De Marchi ancora in fuga

La tredicesima tappa della Vuelta Espana era una delle più facili, una delle rare occasioni per i pochissimi corridori veloci rimasti in gruppo. La corsa è stata lineare e senza particolari sorprese. Si è presto formata la fuga da lontano, con un gruppetto di grande qualità composto da De Marchi, Villella, De Gendt, Gougeard e Courteille. Dopo aver conquistato i punti ai Gpm della prima parte del percorso Villella ha desistito, pago di aver rafforzato la propria maglia a pois. Gli altri hanno proseguito a gran ritmo, ma anche la forza di una fuga così ben composta non è bastata.
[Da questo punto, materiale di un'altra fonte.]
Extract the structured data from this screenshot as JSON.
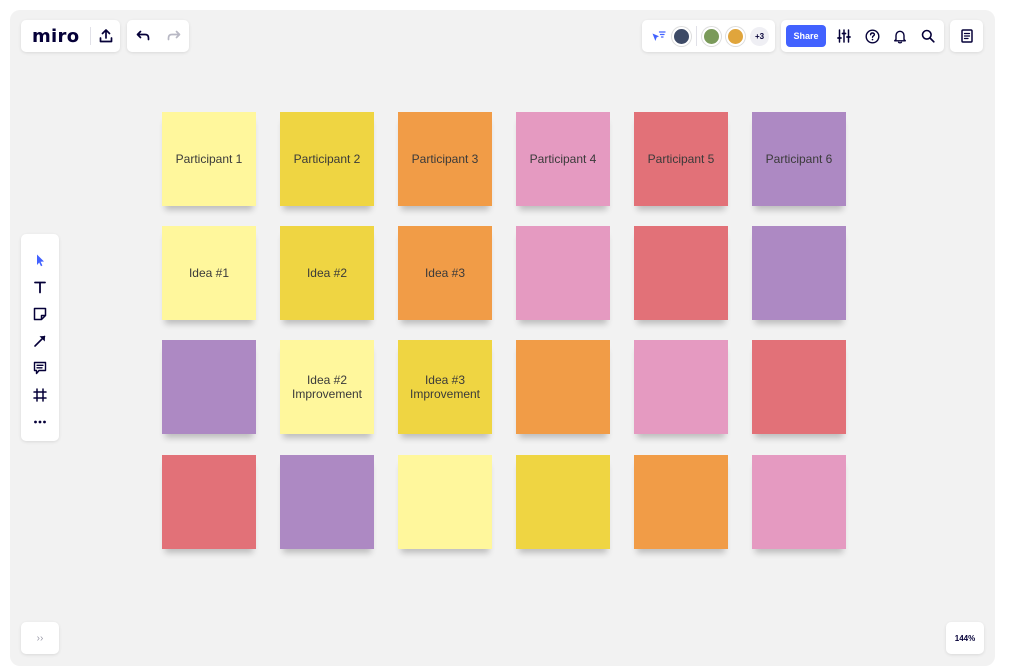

Nel finale De Marchi e De Gendt sono rimasti da soli, poi il friulano è stato l’ultimo ad arrendersi ormai negli ultimi 10 chilometri.

Super Quickstep e super Trentin

La Quickstep ha spadroneggiato nel finale, molto tecnico con tratti tortuosi e saliscendi. Con la qualità di corridori come Terpstra, Jungels e Alaphilippe la squadra belga ha avuto facilmente ragione di un lotto di velocisti quasi inesistente. Matteo Trentin, che pure non è un vero e proprio velocista, non ha avuto difficoltà a completare il lavoro dei compagni sprintando davanti a Gianni Moscon e Soren Kragh Andersen.

La forza della Quickstep e i su e giù del finale hanno favorito alcuni frazionamenti del gruppo. Nibali, Froome, Chaves, Kelderman e Contador si sono fatti trovare pronti appena dietro a chi ha sprintato per vincere, mentre De la Cruz e Zakarin sono arrivati nel secondo troncone del gruppo a 7’’. Grazie a questo distacco Kelderman è salito in quarta posizione davanti a De la Cruz.

Ora la Vuelta Espana arriva ad un momento decisivo con la difficile salita di Sierra de la Pandera di domani e il tappone di Sierra Nevada di domenica. Poi dopo il giorno di riposo la corsa ripartirà martedì con la cronometro di 40 km che dovrebbe assicurare a Froome un buon vantaggio sugli avversari.